Businesses still see the value of e-commerce in improving operational efficiencies and helping them reach new customers and markets. Most big corporates have carried on with e-business plans, gradually turning themselves into so-called clicks-and-mortar companies, which combine traditional products and distribution systems with new online marketing and ordering channels.
IMPACT, a London-based development network for senior information technology managers and chief information officers, conducted a study across 24 companies with international operations and found that most had set up separate units with their own managers to take the business into e-commerce.

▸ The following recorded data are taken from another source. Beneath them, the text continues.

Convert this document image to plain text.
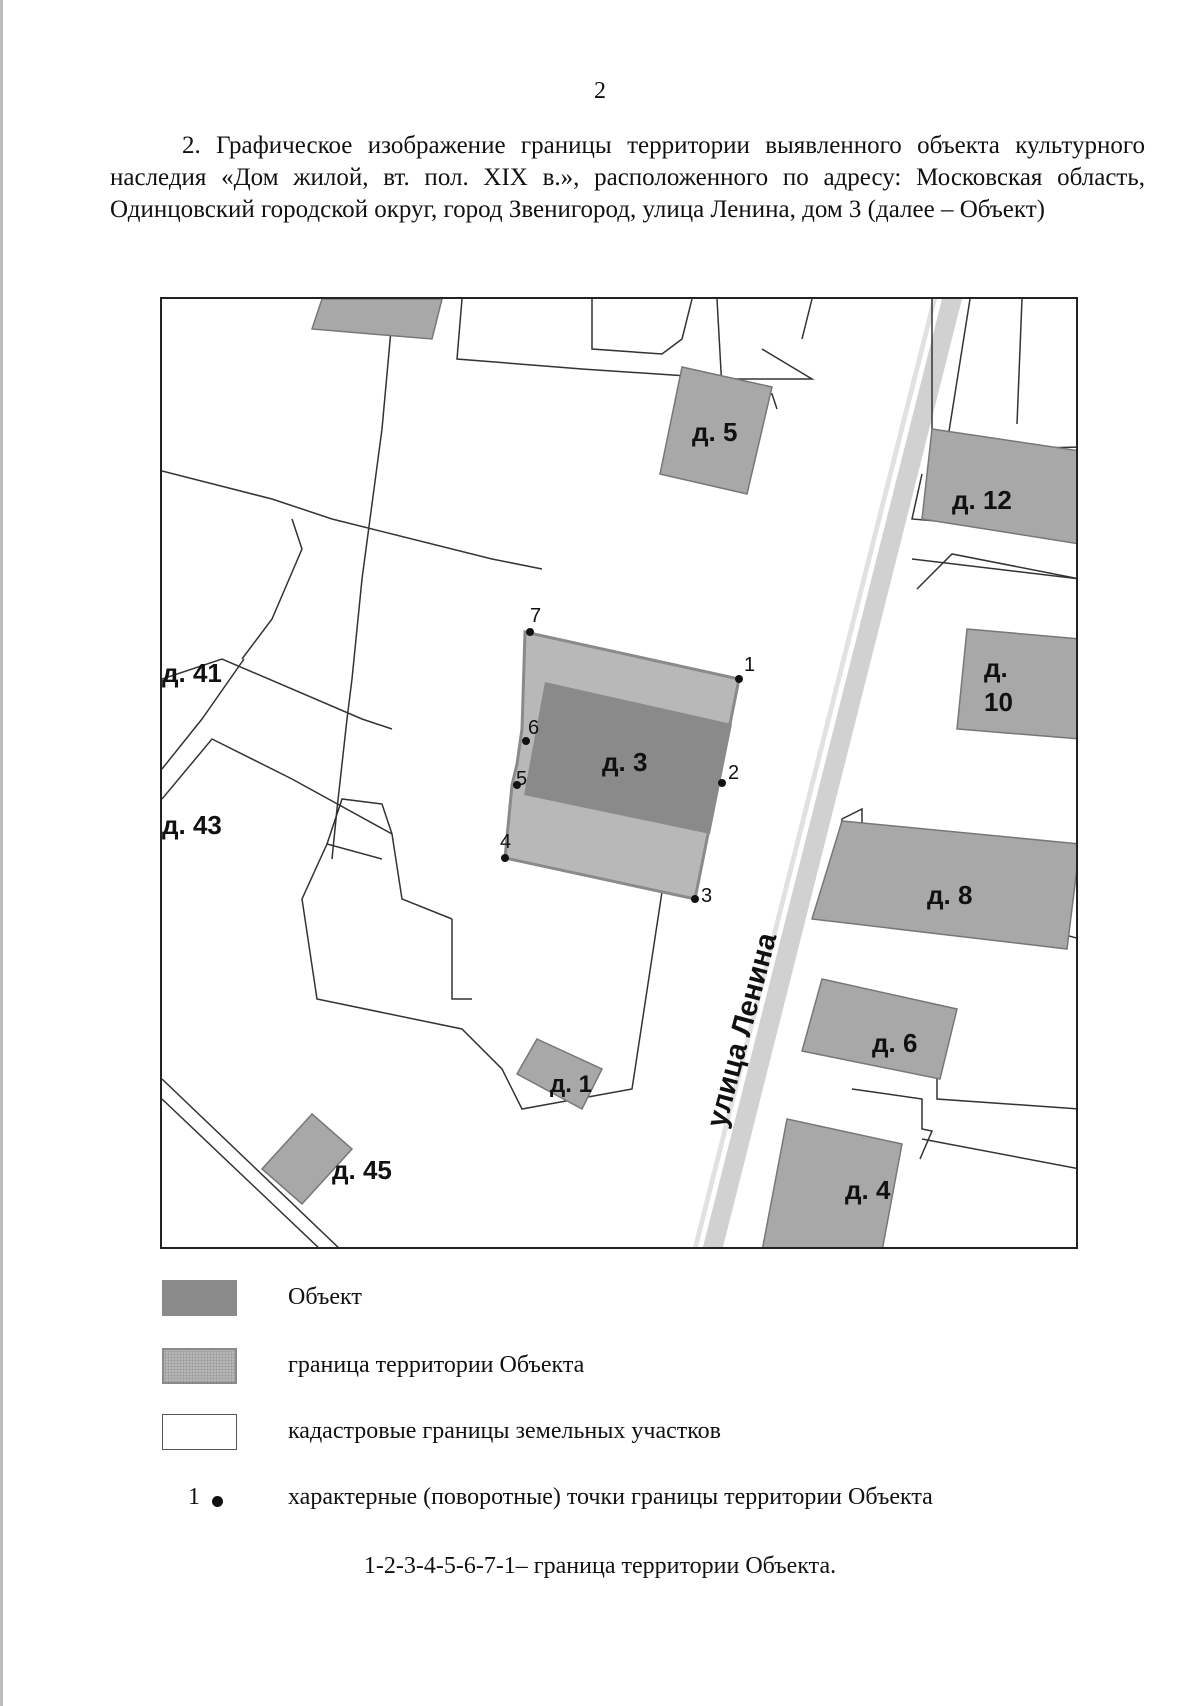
2

2. Графическое изображение границы территории выявленного объекта культурного наследия «Дом жилой, вт. пол. XIX в.», расположенного по адресу: Московская область, Одинцовский городской округ, город Звенигород, улица Ленина, дом 3 (далее – Объект)

1
2
3
4
5
6
7
д. 3
д. 5
д. 12
д.
10
д. 41
д. 43
д. 8
д. 6
д. 1
д. 45
д. 4
улица Ленина
Объект
граница территории Объекта
кадастровые границы земельных участков
1	характерные (поворотные) точки границы территории Объекта
1-2-3-4-5-6-7-1– граница территории Объекта.
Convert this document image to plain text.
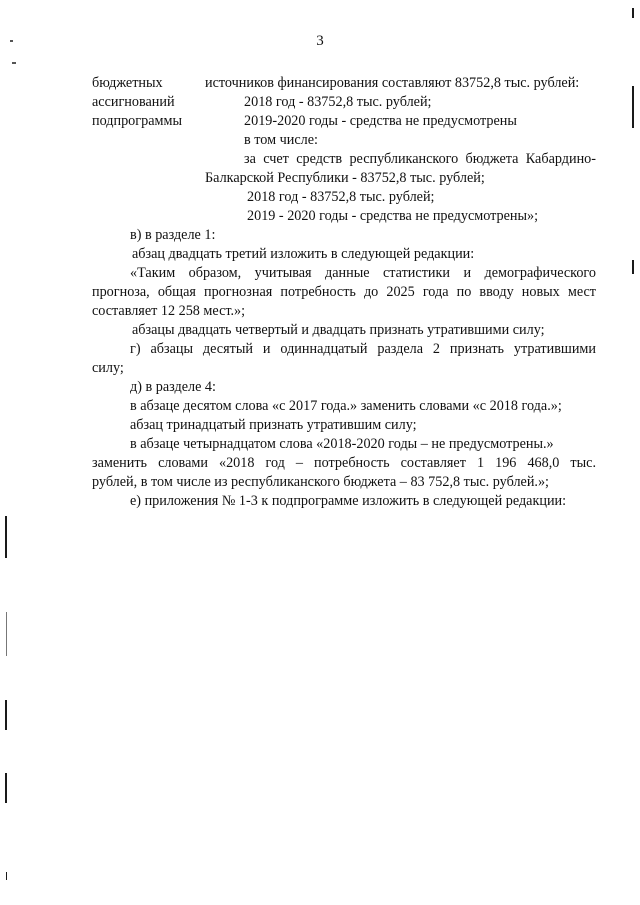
3
бюджетных
ассигнований
подпрограммы
источников финансирования составляют 83752,8 тыс. рублей:
2018 год - 83752,8 тыс. рублей;
2019-2020 годы - средства не предусмотрены
в том числе:
за счет средств республиканского бюджета Кабардино-
Балкарской Республики - 83752,8 тыс. рублей;
2018 год - 83752,8 тыс. рублей;
2019 - 2020 годы - средства не предусмотрены»;
в) в разделе 1:
абзац двадцать третий изложить в следующей редакции:
«Таким образом, учитывая данные статистики и демографического
прогноза, общая прогнозная потребность до 2025 года по вводу новых мест
составляет 12 258 мест.»;
абзацы двадцать четвертый и двадцать признать утратившими силу;
г) абзацы десятый и одиннадцатый раздела 2 признать утратившими
силу;
д) в разделе 4:
в абзаце десятом слова «с 2017 года.» заменить словами «с 2018 года.»;
абзац тринадцатый признать утратившим силу;
в абзаце четырнадцатом слова «2018-2020 годы – не предусмотрены.»
заменить словами «2018 год – потребность составляет 1 196 468,0 тыс.
рублей, в том числе из республиканского бюджета – 83 752,8 тыс. рублей.»;
е) приложения № 1-3 к подпрограмме изложить в следующей редакции:
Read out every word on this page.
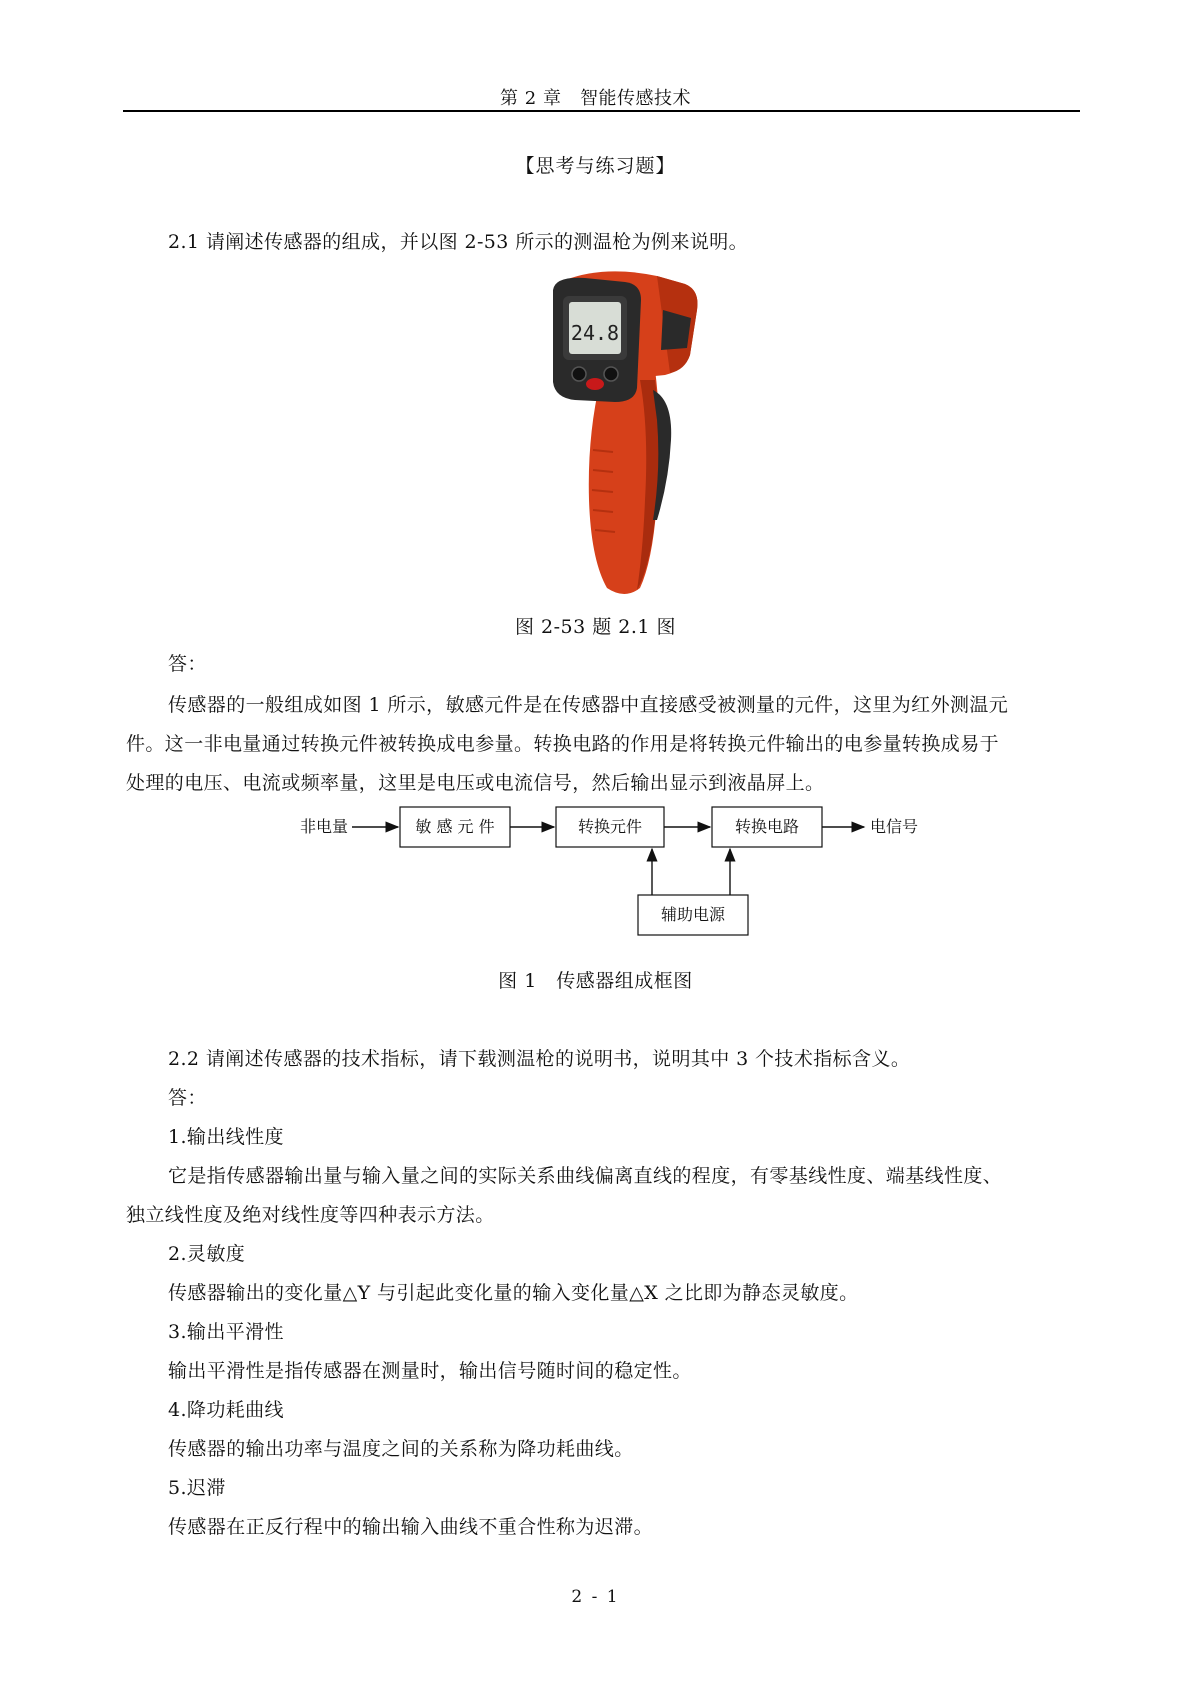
第 2 章　智能传感技术
【思考与练习题】
2.1 请阐述传感器的组成，并以图 2-53 所示的测温枪为例来说明。
24.8
图 2-53 题 2.1 图
答：
传感器的一般组成如图 1 所示，敏感元件是在传感器中直接感受被测量的元件，这里为红外测温元
件。这一非电量通过转换元件被转换成电参量。转换电路的作用是将转换元件输出的电参量转换成易于
处理的电压、电流或频率量，这里是电压或电流信号，然后输出显示到液晶屏上。
非电量	敏 感 元 件	转换元件	转换电路	电信号
辅助电源
图 1　传感器组成框图
2.2 请阐述传感器的技术指标，请下载测温枪的说明书，说明其中 3 个技术指标含义。
答：
1.输出线性度
它是指传感器输出量与输入量之间的实际关系曲线偏离直线的程度，有零基线性度、端基线性度、
独立线性度及绝对线性度等四种表示方法。
2.灵敏度
传感器输出的变化量△Y 与引起此变化量的输入变化量△X 之比即为静态灵敏度。
3.输出平滑性
输出平滑性是指传感器在测量时，输出信号随时间的稳定性。
4.降功耗曲线
传感器的输出功率与温度之间的关系称为降功耗曲线。
5.迟滞
传感器在正反行程中的输出输入曲线不重合性称为迟滞。
2 - 1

That was a good start, because it meant those new teams could advance development of technology and business applications at the same pace as Internet startups and didn't have to follow the traditional IT engineering processes if they didn't want to. Managers learned new practices, like how to get projects into the marketplace quicker than they had ever done before.
But the study also suggests that right now most companies are not quite sure how to handle the next step; bringing their so-called e-IT managers and teams into the main corporate IT units. This is not just European old-economy conservatism kicking back; half the units studied were supporting business in the United States.
But none of these bluechip companies has made its mind up yet what to do with e-IT. Should they disband it; subsume it within the main division and leave its staff to fight their own corner; or should it be used to help remodel communications and IT provisioning throughout the business?
The worry is that the new technology and business skills the e-IT managers have learned over the past couple of years could be ignored or forgotten in the new economic realism.
Many big companies have responded well to the Internet challenge over the past two to three years; they have gained a new dimension in information and communications technology management, along with a potential new business model. Let's hope their chief executives have the perspicacity to let them continue to build the great networked business.